The 47 year old was kidnapped while travelling with a humanitarian aid convoy shortly after crossing into Syria from Turkey.
"It's all worthwhile when you see what is needed, as you get where it needs to go. That makes it all worthwhile," Mr Henning says in the video, filmed on Christmas Day 2013.
"No sacrifice we do is nothing compared to what they are going through every day," he adds.
American fighter, attack and remotely piloted aircraft conducted seven airstrikes against Islamic State of Iraq and the Levant terrorists in Iraq yesterday and today, US Central Command officials have reported.
One airstrike destroyed an ISIL armed vehicle northwest of the Haditha Dam, two airstrikes destroyed two ISIL armed vehicles northwest of Irbil.
Four airstrikes southwest of Baghdad destroyed several small ISIL ground units and a small boat on the Euphrates River that was resupplying ISIL forces in the area, officials said.
All aircraft exited the strike areas safely, they added.

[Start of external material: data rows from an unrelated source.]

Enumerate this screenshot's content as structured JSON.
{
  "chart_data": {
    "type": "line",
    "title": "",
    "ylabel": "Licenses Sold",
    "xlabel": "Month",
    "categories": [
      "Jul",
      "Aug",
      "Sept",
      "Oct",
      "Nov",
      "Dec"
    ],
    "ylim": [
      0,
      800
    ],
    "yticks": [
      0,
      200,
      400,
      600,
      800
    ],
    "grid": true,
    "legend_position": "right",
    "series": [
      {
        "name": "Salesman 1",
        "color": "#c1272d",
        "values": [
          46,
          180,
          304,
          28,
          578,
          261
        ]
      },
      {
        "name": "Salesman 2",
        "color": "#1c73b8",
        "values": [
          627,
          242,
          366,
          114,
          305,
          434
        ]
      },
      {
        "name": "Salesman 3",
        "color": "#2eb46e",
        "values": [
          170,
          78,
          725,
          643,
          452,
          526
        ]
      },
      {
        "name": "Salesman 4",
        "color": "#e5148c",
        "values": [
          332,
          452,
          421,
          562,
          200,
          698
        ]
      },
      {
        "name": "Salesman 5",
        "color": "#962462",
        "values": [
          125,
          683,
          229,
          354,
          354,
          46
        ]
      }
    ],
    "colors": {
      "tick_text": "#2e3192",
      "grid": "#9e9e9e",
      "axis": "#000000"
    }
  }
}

Centcom has conducted a total of 174 airstrikes across Iraq, officials said.
US President Barack Obama would consider requests to "forward deploy" US military advisers with Iraqi troops "on a case-by-case basis" if they are needed, a White House spokesman has said.
They would not be personally or directly engaging the enemy
Iranian president Hassan Rouhani has issued a strongly-worded condemnation of Islamic State terrorists he says are trying to "kill humanity".
In an interview with NBC News, Mr Rouhani said IS murders of civilians were contrary to Islamic teachings.
"From the viewpoint of the Islamic tenets and culture, killing an innocent people equals the killing of the whole humanity," Mr Rouhani said.